Apparatus and reagents
Potato dextrose broth and agar were procured from Himedia Laboratories, India. Valproic acid was purchased from Alfa Aesar, Thermo Fischer Scientific, USA. Reagents and solvents used were LR grade and purchased from Fischer Scientific, USA. Silica gel coated aluminium plates from M/s Merck were used for thin liquid chromatography (TLC). Melting points (MPs) were measured in a Buchi-510 apparatus. 1H and 13C NMR spectra in CDCl3 were recorded on Bruker ARX 400 and 500 MHz spectrometers with TMS as an internal standard. Chemical shifts are expressed in parts per million (δ ppm); J values are given in Hertz. HRMS was recorded on G6540-UHD LC/MS Q-TOF Agilent Technologies. Optical rotations were measured on Perkin-Elmer 241 polarimeter at 25 °C using sodium D light. A triple quadrupole mass spectrometer, Agilent 6410 (Agilent Technologies, USA), equipped with an electrospray ionization (ESI) source was used for LCMS analysis. LCMS-grade acetonitrile, water and formic acid, used in the study, were purchased from Merck, Germany. LC was carried out on an Agilent 1260 infinity (Agilent Technologies, USA). A Chromolith High Resolution RP-18e column (100 × 4.6 mm) from Merck, Germany was used. Reagents for RNA isolation, cDNA preparation and Real time PCR were procured from Invitrogen, Life technologies, Carlsbad, USA; Ambion® TURBO, DNA-free™, Life technologies; Promega, Madison, USA; Thermo Scientific, USA and Hoffmann-La Roche, Switzerland.
Microorganism and fermentation conditions
Fresh healthy leaves of the plant G. asiatica L. were collected in sterile polythene bags from the Shiwalik region, Jammu, India and were processed immediately. Isolation of endophyte was done using previously reported method with some modifications (Strobel and Daisy 2003). Leaves were first washed under running tap water in order to remove dirt etc. Surface sterilization of the leaves was done using immersion in 70% alcohol for 30 s followed by immersion in 2% sodium hypochlorite for 3 min. Following treatment with the mentioned sterlients, the leaves were washed repeatedly for 5–6 times with autoclaved distilled water to get rid of sterlients. The leaves were then cut into small segments with and without midrib using sterile forceps and blades. These segments were placed on water agar plates and were incubated at 28 °C. The plates were monitored on a regular basis for the appearance of any endophyte. After 5–6 days, mycelia were seen growing from a leaf segment. The mycelia was inoculated on PDA (Potato Dextrose Agar) plate, subcultured and finally preserved on PDA slants.
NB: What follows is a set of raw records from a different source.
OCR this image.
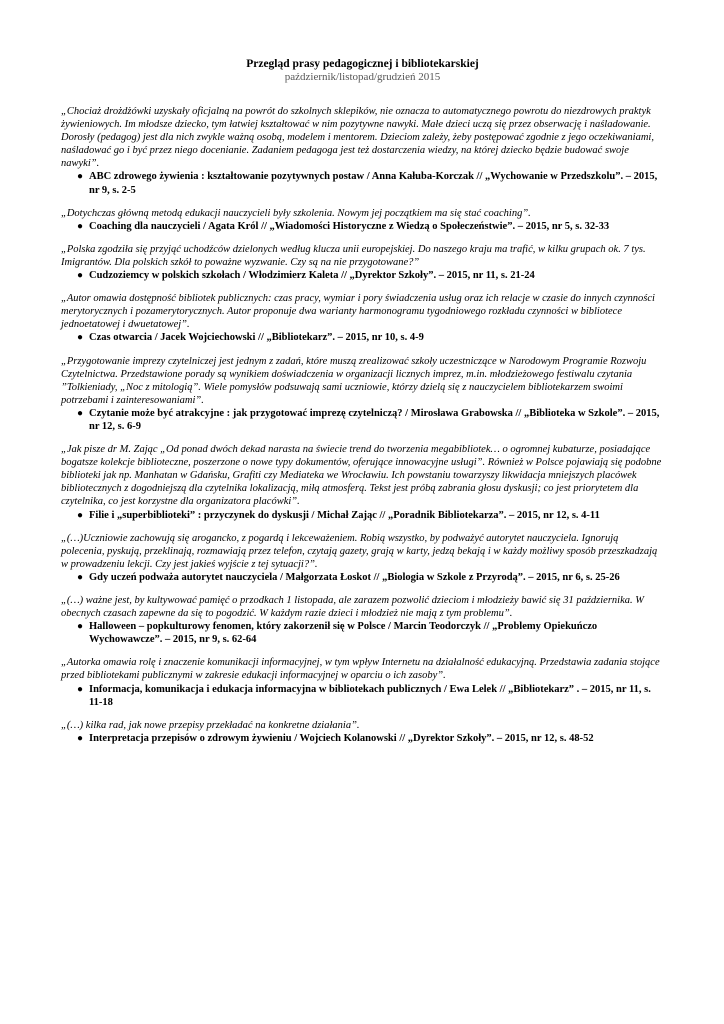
Przegląd prasy pedagogicznej i bibliotekarskiej
październik/listopad/grudzień 2015

„Chociaż drożdżówki uzyskały oficjalną na powrót do szkolnych sklepików, nie oznacza to automatycznego powrotu do niezdrowych praktyk żywieniowych. Im młodsze dziecko, tym łatwiej kształtować w nim pozytywne nawyki. Małe dzieci uczą się przez obserwację i naśladowanie. Dorosły (pedagog) jest dla nich zwykle ważną osobą, modelem i mentorem. Dzieciom zależy, żeby postępować zgodnie z jego oczekiwaniami, naśladować go i być przez niego docenianie. Zadaniem pedagoga jest też dostarczenia wiedzy, na której dziecko będzie budować swoje nawyki”.

● ABC zdrowego żywienia : kształtowanie pozytywnych postaw / Anna Kałuba-Korczak // „Wychowanie w Przedszkolu”. – 2015, nr 9, s. 2-5

„Dotychczas główną metodą edukacji nauczycieli były szkolenia. Nowym jej początkiem ma się stać coaching”.

● Coaching dla nauczycieli / Agata Król // „Wiadomości Historyczne z Wiedzą o Społeczeństwie”. – 2015, nr 5, s. 32-33

„Polska zgodziła się przyjąć uchodźców dzielonych według klucza unii europejskiej. Do naszego kraju ma trafić, w kilku grupach ok. 7 tys. Imigrantów. Dla polskich szkół to poważne wyzwanie. Czy są na nie przygotowane?”

● Cudzoziemcy w polskich szkołach / Włodzimierz Kaleta // „Dyrektor Szkoły”. – 2015, nr 11, s. 21-24

„Autor omawia dostępność bibliotek publicznych: czas pracy, wymiar i pory świadczenia usług oraz ich relacje w czasie do innych czynności merytorycznych i pozamerytorycznych. Autor proponuje dwa warianty harmonogramu tygodniowego rozkładu czynności w bibliotece jednoetatowej i dwuetatowej”.

● Czas otwarcia / Jacek Wojciechowski // „Bibliotekarz”. – 2015, nr 10, s. 4-9

„Przygotowanie imprezy czytelniczej jest jednym z zadań, które muszą zrealizować szkoły uczestniczące w Narodowym Programie Rozwoju Czytelnictwa. Przedstawione porady są wynikiem doświadczenia w organizacji licznych imprez, m.in. młodzieżowego festiwalu czytania ”Tolkieniady, „Noc z mitologią”. Wiele pomysłów podsuwają sami uczniowie, którzy dzielą się z nauczycielem bibliotekarzem swoimi potrzebami i zainteresowaniami”.

● Czytanie może być atrakcyjne : jak przygotować imprezę czytelniczą? / Mirosława Grabowska // „Biblioteka w Szkole”. – 2015, nr 12, s. 6-9

„Jak pisze dr M. Zając „Od ponad dwóch dekad narasta na świecie trend do tworzenia megabibliotek… o ogromnej kubaturze, posiadające bogatsze kolekcje biblioteczne, poszerzone o nowe typy dokumentów, oferujące innowacyjne usługi”. Również w Polsce pojawiają się podobne biblioteki jak np. Manhatan w Gdańsku, Grafiti czy Mediateka we Wrocławiu. Ich powstaniu towarzyszy likwidacja mniejszych placówek bibliotecznych z dogodniejszą dla czytelnika lokalizacją, miłą atmosferą. Tekst jest próbą zabrania głosu dyskusji; co jest priorytetem dla czytelnika, co jest korzystne dla organizatora placówki”.

● Filie i „superbiblioteki” : przyczynek do dyskusji / Michał Zając // „Poradnik Bibliotekarza”. – 2015, nr 12, s. 4-11

„(…)Uczniowie zachowują się arogancko, z pogardą i lekceważeniem. Robią wszystko, by podważyć autorytet nauczyciela. Ignorują polecenia, pyskują, przeklinają, rozmawiają przez telefon, czytają gazety, grają w karty, jedzą bekają i w każdy możliwy sposób przeszkadzają w prowadzeniu lekcji. Czy jest jakieś wyjście z tej sytuacji?”.

● Gdy uczeń podważa autorytet nauczyciela / Małgorzata Łoskot // „Biologia w Szkole z Przyrodą”. – 2015, nr 6, s. 25-26

„(…) ważne jest, by kultywować pamięć o przodkach 1 listopada, ale zarazem pozwolić dzieciom i młodzieży bawić się 31 października. W obecnych czasach zapewne da się to pogodzić. W każdym razie dzieci i młodzież nie mają z tym problemu”.

● Halloween – popkulturowy fenomen, który zakorzenił się w Polsce / Marcin Teodorczyk // „Problemy Opiekuńczo Wychowawcze”. – 2015, nr 9, s. 62-64

„Autorka omawia rolę i znaczenie komunikacji informacyjnej, w tym wpływ Internetu na działalność edukacyjną. Przedstawia zadania stojące przed bibliotekami publicznymi w zakresie edukacji informacyjnej w oparciu o ich zasoby”.

● Informacja, komunikacja i edukacja informacyjna w bibliotekach publicznych / Ewa Lelek // „Bibliotekarz” . – 2015, nr 11, s. 11-18

„(…) kilka rad, jak nowe przepisy przekładać na konkretne działania”.

● Interpretacja przepisów o zdrowym żywieniu / Wojciech Kolanowski // „Dyrektor Szkoły”. – 2015, nr 12, s. 48-52
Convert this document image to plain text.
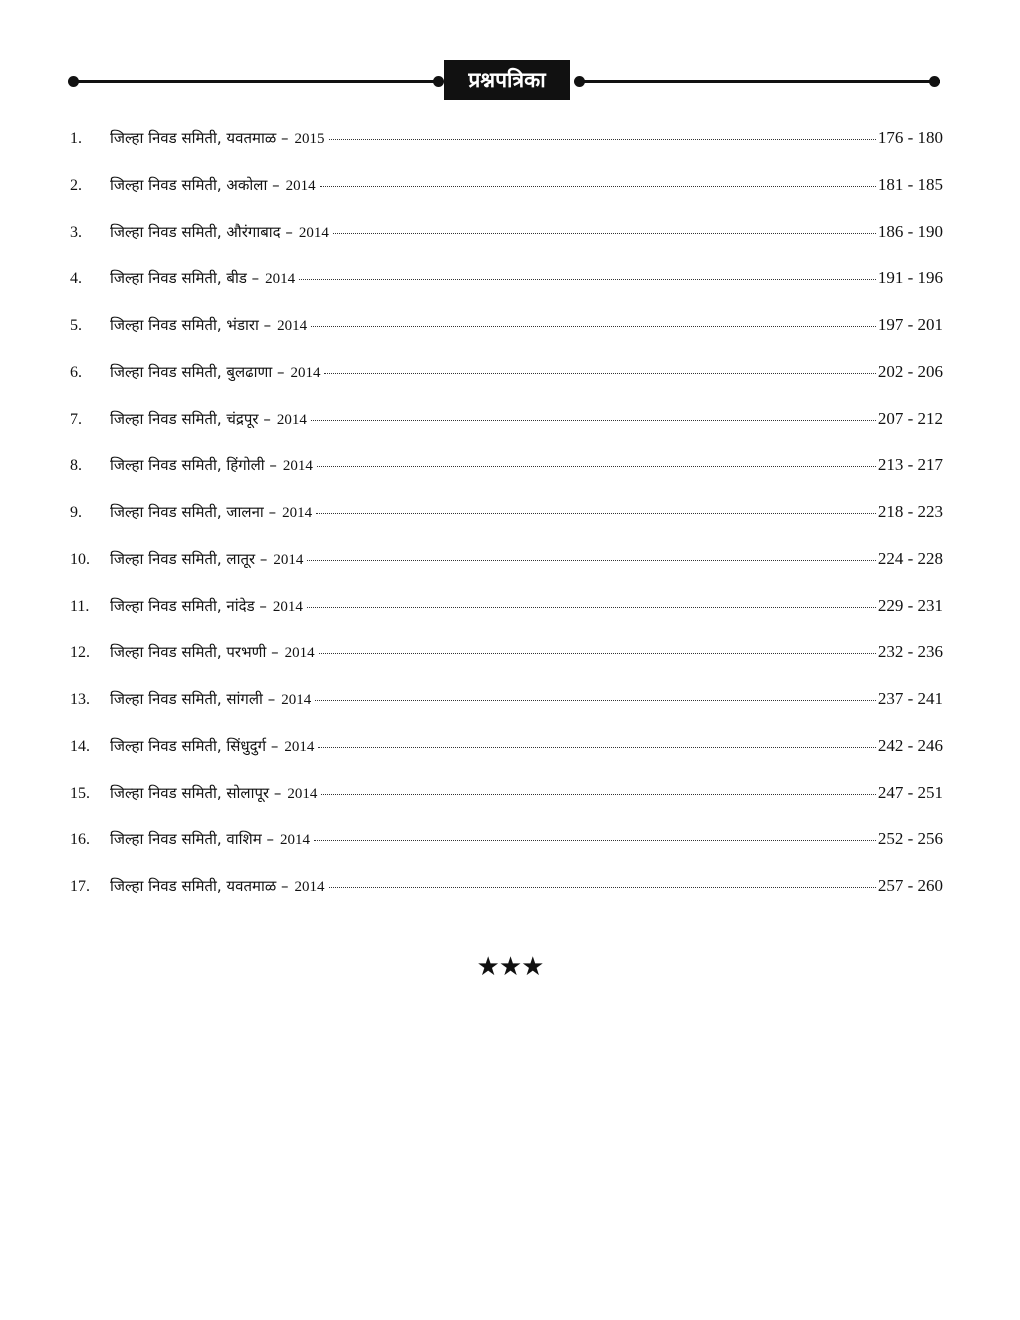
प्रश्नपत्रिका
1.	जिल्हा निवड समिती, यवतमाळ – 2015	176 - 180
2.	जिल्हा निवड समिती, अकोला – 2014	181 - 185
3.	जिल्हा निवड समिती, औरंगाबाद – 2014	186 - 190
4.	जिल्हा निवड समिती, बीड – 2014	191 - 196
5.	जिल्हा निवड समिती, भंडारा – 2014	197 - 201
6.	जिल्हा निवड समिती, बुलढाणा – 2014	202 - 206
7.	जिल्हा निवड समिती, चंद्रपूर – 2014	207 - 212
8.	जिल्हा निवड समिती, हिंगोली – 2014	213 - 217
9.	जिल्हा निवड समिती, जालना – 2014	218 - 223
10.	जिल्हा निवड समिती, लातूर – 2014	224 - 228
11.	जिल्हा निवड समिती, नांदेड – 2014	229 - 231
12.	जिल्हा निवड समिती, परभणी – 2014	232 - 236
13.	जिल्हा निवड समिती, सांगली – 2014	237 - 241
14.	जिल्हा निवड समिती, सिंधुदुर्ग – 2014	242 - 246
15.	जिल्हा निवड समिती, सोलापूर – 2014	247 - 251
16.	जिल्हा निवड समिती, वाशिम – 2014	252 - 256
17.	जिल्हा निवड समिती, यवतमाळ – 2014	257 - 260
★★★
For identification, fungus was first inoculated in PDB (Potato dextrose broth) and incubated at 28 °C till growth appeared. The mycelia were then separated by centrifugation at 10,000×g at 4 °C for DNA isolation. DNA was isolated using CTAB method (Raeder and Broda 1985). The ITS region of the fungus was amplified using universal ITS primers i.e. ITS1 (5′-TCCGTAGGTGAACCTGCGG-3′) and ITS4 (5′-TCCTCCGCTTATTGATATGC-3′) following polymerase chain reaction. The amplified DNA was then eluted and purified after being loaded on agarose gel (1%) using Kit. The sequencing PCR of the eluted product was run followed by sequencing using ABI 3500XL Genetic Analyzer. The sequenced products were then aligned with the sequences in GenBank using BlastN program (Altschul et al. 1997). A phylogenetic tree was prepared using closely related sequences using MEGA 5 (Tamura et al. 2011). The evolutionary distances were computed using the Maximum Composite Likelihood method and are in the units of the number of base substitutions per site (Tamura et al. 2004). The analysis involved ten nucleotide sequences. Codon positions included were 1st + 2nd + 3rd + noncoding. All positions containing gaps and missing data were eliminated. There were a total of 596 positions in the final dataset. Evolutionary analyses were conducted in MEGA5 as described by Saitou and Nei (1987).
Growth conditions, extraction and isolation of compounds
The endophyte GA-L7 from freshly subcultured slant was inoculated in potato dextrose broth for 2 days at 28 °C with constant shaking at 200 rpm. 2% of seed culture was used to inoculate 25 L of production medium in a 50 L fermentor. The culture was allowed to grow under following conditions: 0.5 vvm air, 0.33 bar pressure, 100 RPM agitation and 28 °C temperature. 500 mL sample was withdrawn every 2 days to evaluate the production of bioactives. Fermentation was continued for 12 days till optimum production was seen based on the TLC pattern.
Following termination of fermentation, 10% methanol (MeOH) was added to the broth and homogenized to disrupt fungal mycelia followed by addition of an equal volume of dichloromethane (DCM). The extraction was carried out using National Cancer Institute’s (NCI) protocol (McCloud 2010). Following shaking in separating funnel, the solvent layer was separated and concentrated using rotary evaporator to get crude extract. The process was repeated thrice for the maximum recovery of metabolites.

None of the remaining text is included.